Guilt, these days, gets a lot of brickbats. It's true that obsessing over one's past errors is unproductive and unhealthy but maybe we are misinterpreting the function of guilt to tell us something. As our body warns us with pain when we misuse it, so too can our conscience warn us through our thoughts and emotions.
I'm not a historian of the evolution of Western psychological therapy, but I can say that blaming cultural conditioning for instilling guilt seems, to me, an overreaction to the cultural norms of the past.
And there are indeed some who try to "guilt-trip us." We have the proverbial Jewish mother "guilty tripping" her adult child for not calling her daily. We have the fundamentalist preacher or the priest preaching the threat of hellfire. This behavior can indeed inflict mental harm especially if instilled at an early age. But to claim that one should live a guilt-free life is like a tired old Existentialist throwing the baby out with the bathwater.
And, who knows, maybe the real message in regards to excessive preoccupation with guilt is simply a warning that we have become obsessive? That fact doesn't necessarily negate the message of guilt itself.
Meditation and introspection can help us discern whether guilt has a valid message for us to consider or whether it comes from outside ourselves and has no merit.
All I'm saying is that guilt has its place in our lives.
Paramhansa Yogananda counsels us that if confronted with a critique, ask yourself if there's any truth to it. If so, consider what you can do to change your behavior or make amends but, if you honestly, sincerely and calmly conclude there is no merit to the critique, then let it go.
His guru, Swami Sri Yukteswar, advised in such heated moments to respond calmly, "Maybe you are right." By neither admitting nor denying, you buy time to contemplate the situation in a quieter, calmer moment. There are other responses too such as thanking a person and saying that you'll have to think about it. (When you are being critiqued as a representative of a principle or an organization, it may, however, be appropriate to be more proactive in your response because your response is not in self-justification but in self-defense of something greater than your ego.)
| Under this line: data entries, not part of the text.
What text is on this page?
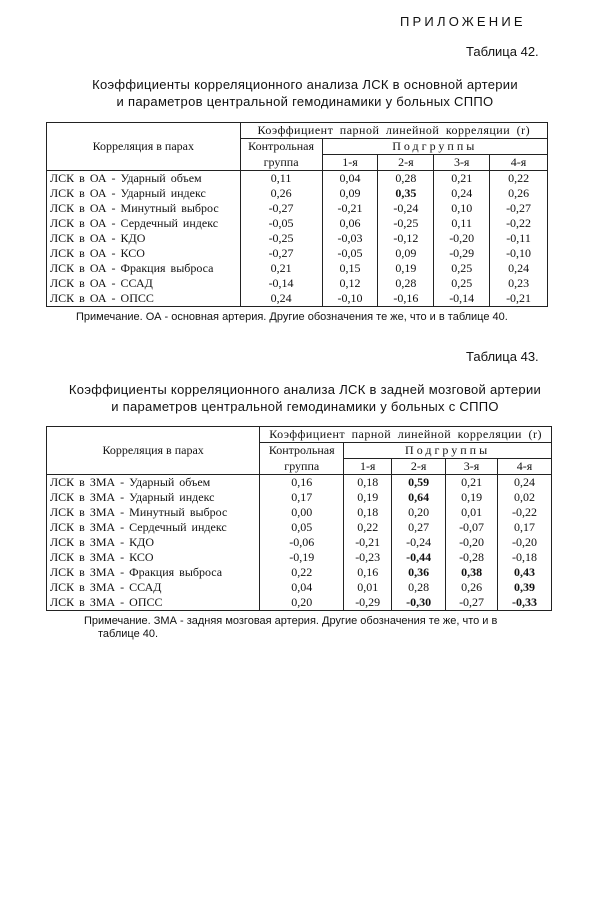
ПРИЛОЖЕНИЕ
Таблица 42.
Коэффициенты корреляционного анализа ЛСК в основной артерии
и параметров центральной гемодинамики у больных СППО
Корреляция в парах	Коэффициент парной линейной корреляции (r)				
	Контрольная	Подгруппы			
	группа	1-я	2-я	3-я	4-я
ЛСК в ОА - Ударный объем	0,11	0,04	0,28	0,21	0,22
ЛСК в ОА - Ударный индекс	0,26	0,09	0,35	0,24	0,26
ЛСК в ОА - Минутный выброс	-0,27	-0,21	-0,24	0,10	-0,27
ЛСК в ОА - Сердечный индекс	-0,05	0,06	-0,25	0,11	-0,22
ЛСК в ОА - КДО	-0,25	-0,03	-0,12	-0,20	-0,11
ЛСК в ОА - КСО	-0,27	-0,05	0,09	-0,29	-0,10
ЛСК в ОА - Фракция выброса	0,21	0,15	0,19	0,25	0,24
ЛСК в ОА - ССАД	-0,14	0,12	0,28	0,25	0,23
ЛСК в ОА - ОПСС	0,24	-0,10	-0,16	-0,14	-0,21
Примечание. ОА - основная артерия. Другие обозначения те же, что и в таблице 40.
Таблица 43.
Коэффициенты корреляционного анализа ЛСК в задней мозговой артерии
и параметров центральной гемодинамики у больных с СППО
Корреляция в парах	Коэффициент парной линейной корреляции (r)				
	Контрольная	Подгруппы			
	группа	1-я	2-я	3-я	4-я
ЛСК в ЗМА - Ударный объем	0,16	0,18	0,59	0,21	0,24
ЛСК в ЗМА - Ударный индекс	0,17	0,19	0,64	0,19	0,02
ЛСК в ЗМА - Минутный выброс	0,00	0,18	0,20	0,01	-0,22
ЛСК в ЗМА - Сердечный индекс	0,05	0,22	0,27	-0,07	0,17
ЛСК в ЗМА - КДО	-0,06	-0,21	-0,24	-0,20	-0,20
ЛСК в ЗМА - КСО	-0,19	-0,23	-0,44	-0,28	-0,18
ЛСК в ЗМА - Фракция выброса	0,22	0,16	0,36	0,38	0,43
ЛСК в ЗМА - ССАД	0,04	0,01	0,28	0,26	0,39
ЛСК в ЗМА - ОПСС	0,20	-0,29	-0,30	-0,27	-0,33
Примечание. ЗМА - задняя мозговая артерия. Другие обозначения те же, что и в
таблице 40.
Take the heinous deed of Judas Iscariot.
Notwithstanding the claims of some interpretations of the Book of Judas, the canonical accounts make it clear that Judas betrayed Jesus and that when Judas realized his error he, out of guilt, killed himself. I'm not a proponent of suicide as a solution to anything but I do believe in the law of karma and its corollary, reincarnation.
Paramhansa Yogananda claimed to have met Judas in a recent incarnation which, after presumably many incarnations subsequent to his betrayal of Jesus, Judas had worked out his karma and achieved soul freedom with the help of an enlightened Indian master of the nineteenth century. Judas' recognition of the nature of his error, irrespective of the reaction of taking his own life, was obviously a goad to come back and carry on the work of redemption. Even as merely an interesting story, it has a message for us.
It is important not "to kill the messenger" of guilt and ignore the message. This is true whether the feeling of guilt rises up within you or is delivered uncharitably by someone else. It takes courage to perform the spiritual surgery of self-examination and ruthless self-honesty. Wallowing in one's guilt and defining oneself by our mistakes is the mistake that we make all too often: by so doing we effectively excuse ourselves from making the effort to change.
Once we resolve to do better, we need to shake the dust of guilt from our feet and get back up and carry on with our journey toward soul-perfection. It is at THIS stage that the modern disdain for guilt has its place. As Swami Sri Yukteswar was quoted by Paramhansa Yogananda in "Autobiography of a Yogi," "Forget the past. The vanished lives of all men are dark with many shames. Human conduct is ever unreliable until anchored in the Divine. Everything in future will improve if you are making a spiritual effort now."
This quote truly sums up the wisdom of how to deal with our errors.
As Lord Krishna teaches us in his homily to Arjuna in the Bhagavad Gita, the soul is pure, free, and without stain just as God beyond creation is the same. Live more in the freedom of the soul and karma cannot touch you. If the "I" that erred has been dissolved there is no "I" to which karma that can hurt you.
Let us congratulate Judas on his spiritual victory and let us work on our own with as much courage and determination.